Anyway, I knew a resurgence of interest in improvisational writing would rematerialize on the WWW during the latter stages of the Bush fiasco, how could it not? Interestingly enough, not only is engaging in an improvisatory writing style a countercultural political move that breaks away from the strategic hustle of wannabe millionaires and Cinderella-waiting-to-be-discovered writers alike, it's also an alternative way to counter the commercial logic of the traditional publishing space that seems to value everything I find wrong in contemporary fiction (overwrought, preconceived, and desperately seeking political correctness).

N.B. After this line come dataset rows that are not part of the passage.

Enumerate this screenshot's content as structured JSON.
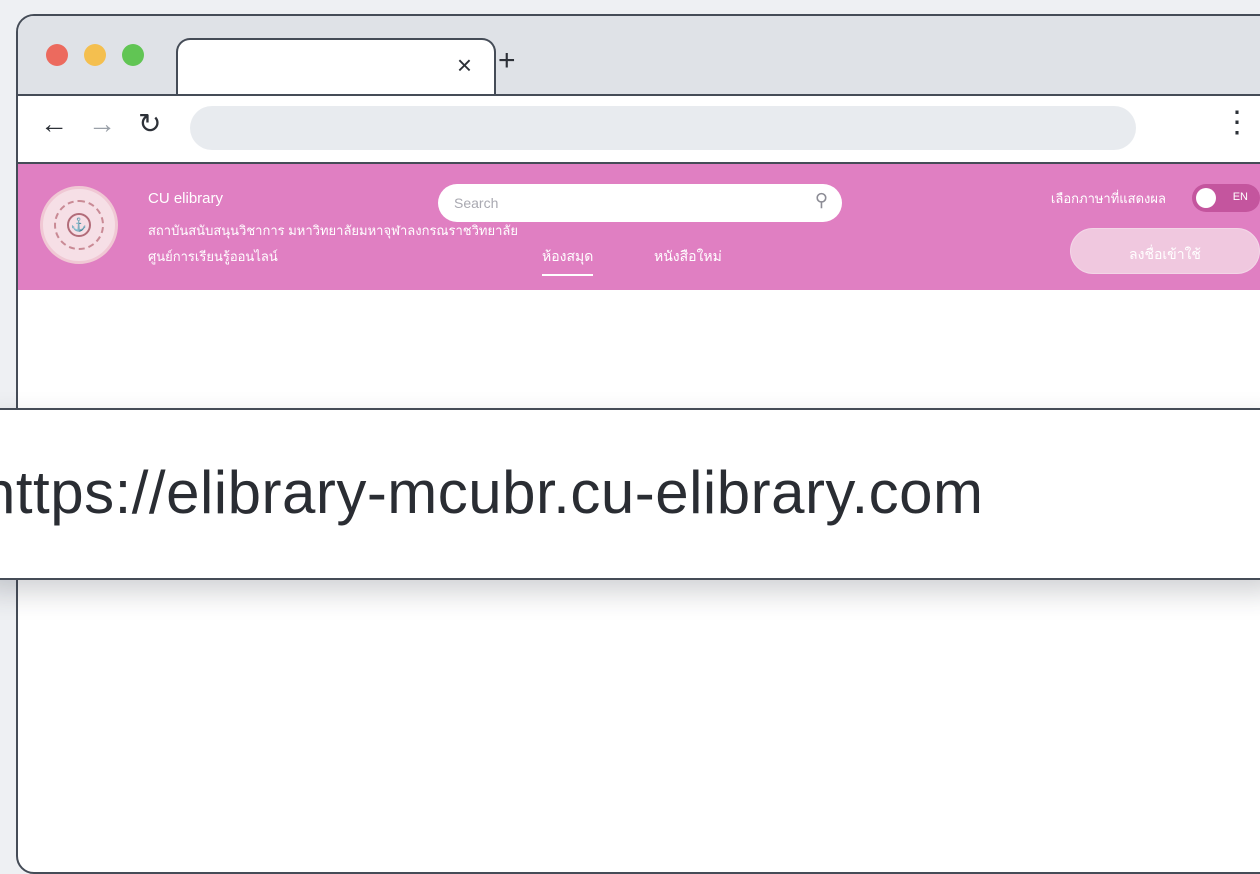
{
  "browser": {
    "tab_close_icon": "×",
    "new_tab_icon": "+",
    "back_icon": "←",
    "forward_icon": "→",
    "reload_icon": "↻",
    "menu_icon": "⋮",
    "traffic_lights": {
      "close": "#ec6a5e",
      "minimize": "#f4bf4f",
      "maximize": "#61c554"
    }
  },
  "site": {
    "header_color": "#e07fc2",
    "brand_name": "CU elibrary",
    "brand_line_1": "สถาบันสนับสนุนวิชาการ มหาวิทยาลัยมหาจุฬาลงกรณราชวิทยาลัย",
    "brand_line_2": "ศูนย์การเรียนรู้ออนไลน์",
    "search_placeholder": "Search",
    "nav": [
      "ห้องสมุด",
      "หนังสือใหม่"
    ],
    "lang_label": "เลือกภาษาที่แสดงผล",
    "toggle_label": "EN",
    "login_label": "ลงชื่อเข้าใช้"
  },
  "callout": {
    "url": "https://elibrary-mcubr.cu-elibrary.com"
  }
}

These days it looks as though improvisational musing also challenges the small press scene too, which though valiant in its efforts to keep the cult of print literature (per se) alive in the digipop culture, is really being run (overrun) by the PhD crowd weaned on post-structuralism and what I think of as "fine-tuned" postmodern workshop-style fiction. Although I still prefer work from the indie presses over the congloms, the indies do seem to be suffering from the "look how smart I am, I understand Baudrillard, Virilio, and Cixous!" anxiety of influence that has killed the creative spirit of so many potentially illuminating writers. But hey, isn't it great to use standard pomo narrative tricks to show the world (or the 300 people in it who will peruse your pages) that your character is really nothing but a simulation of her former self?

Again, not to sound too anti-theory, but there are too many so-called "creative writers" going for their PhD as the only way to evolve a life practice that will afford them the time they need to write their novels. No worries, go for it. That's your way, and it may be the only way you have left open for personal artistic development. But the "cognitive loading" and "opportunity costs" that come with such pursuits seems to be making most of the work too smart for its own good, lacking a sense of what I have previously called "experiential tagging" (writing from the angle of experience), and now the best of the small press scene, or what's left of it, is still highlighting their affiliation with the books and thought of the trendy French and German philosophers of 20 years ago, as if the literature (per se) that grows out of that (higher) education will resonate with what we think of as posterity and seriousness.

The best book of "not-fiction" fiction I have read all year is Chris Kraus' Torpor. The most delicious irony of its publication is that it is published by Semiotext(e) - thanks to Sylvere Lotringer who, it's no secret, is the model for one of the two leading protagonists. It would be good to follow-up reading Kraus' book with Kathy Acker's Don Quixote: a dream (again), another book that Sylvere appears in. Read those two books, then never pick up a French theory book again (OK, never is a long time). Clean your brain of it all and keep trying to tap into that unconscious neural mechanism that no brain scan in the world can seem to find (amazing, isn't it?).

Start over. Just improvise new works of art and, if ya like, shoot them over the net.